Résumé de la décision
M. C... a saisi le Conseil d'Etat en demandant l'annulation d'une décision implicite du Premier ministre, qui a refusé d'introduire dans le code de commerce une disposition selon laquelle un greffier de tribunal de commerce serait déchu de plein droit de ses fonctions en cas de condamnation pénale pour des agissements contraires à l'honneur, à la probité ou aux bonnes mœurs.

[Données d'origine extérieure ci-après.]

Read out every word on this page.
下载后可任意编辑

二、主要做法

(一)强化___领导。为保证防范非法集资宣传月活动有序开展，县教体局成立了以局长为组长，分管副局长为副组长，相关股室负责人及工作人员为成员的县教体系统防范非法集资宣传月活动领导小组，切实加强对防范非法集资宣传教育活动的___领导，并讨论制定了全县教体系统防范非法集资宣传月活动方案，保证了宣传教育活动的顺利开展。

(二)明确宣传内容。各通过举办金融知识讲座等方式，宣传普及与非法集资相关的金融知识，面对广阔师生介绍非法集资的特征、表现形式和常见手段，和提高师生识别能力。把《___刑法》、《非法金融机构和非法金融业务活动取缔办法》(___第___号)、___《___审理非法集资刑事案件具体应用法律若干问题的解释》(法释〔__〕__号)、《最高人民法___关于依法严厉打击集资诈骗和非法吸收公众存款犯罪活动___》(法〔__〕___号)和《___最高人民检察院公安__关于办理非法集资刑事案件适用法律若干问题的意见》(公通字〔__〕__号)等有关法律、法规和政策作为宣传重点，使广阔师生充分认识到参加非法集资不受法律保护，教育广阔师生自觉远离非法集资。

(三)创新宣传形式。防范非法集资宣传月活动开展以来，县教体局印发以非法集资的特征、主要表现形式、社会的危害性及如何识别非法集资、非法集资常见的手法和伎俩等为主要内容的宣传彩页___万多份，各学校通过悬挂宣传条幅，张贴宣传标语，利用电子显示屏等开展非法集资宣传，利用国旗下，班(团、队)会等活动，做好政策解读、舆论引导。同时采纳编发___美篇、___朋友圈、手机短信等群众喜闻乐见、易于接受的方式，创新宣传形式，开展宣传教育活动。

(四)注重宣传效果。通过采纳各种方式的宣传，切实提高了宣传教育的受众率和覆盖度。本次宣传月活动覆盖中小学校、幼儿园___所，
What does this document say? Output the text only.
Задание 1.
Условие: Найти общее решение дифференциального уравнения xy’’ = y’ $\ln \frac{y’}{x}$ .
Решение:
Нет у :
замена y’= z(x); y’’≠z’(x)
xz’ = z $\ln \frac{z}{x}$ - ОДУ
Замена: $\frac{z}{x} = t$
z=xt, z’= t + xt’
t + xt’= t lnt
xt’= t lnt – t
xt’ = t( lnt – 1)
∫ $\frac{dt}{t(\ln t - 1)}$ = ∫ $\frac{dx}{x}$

Le Conseil d'État a décidé de rejeter sa requête, considérant que le pouvoir réglementaire n'a pas méconnu sa compétence et que la déchéance ne pouvait être instaurée que par la loi.
Arguments pertinents
1. Incompétence du pouvoir réglementaire : Le Conseil d'État a affirmé que le dispositif de déchéance de plein droit des fonctions de greffier de tribunal de commerce ne pouvait pas être prévu par le règlement, citant que "la déchéance de plein droit ne pourrait, en tout état de cause, être prévue que par la loi".
2. Nature des sanctions disciplinaires : Il a été souligné que, selon l'article L. 743-2 du code de commerce, "Tout manquement d'un greffier de tribunal de commerce à l'honneur, à la probité, à la dignité et aux devoirs de sa charge constitue une faute disciplinaire." Par conséquent, les manquements des greffiers sont régis par des procédures disciplinaires, et non par une déchéance automatique.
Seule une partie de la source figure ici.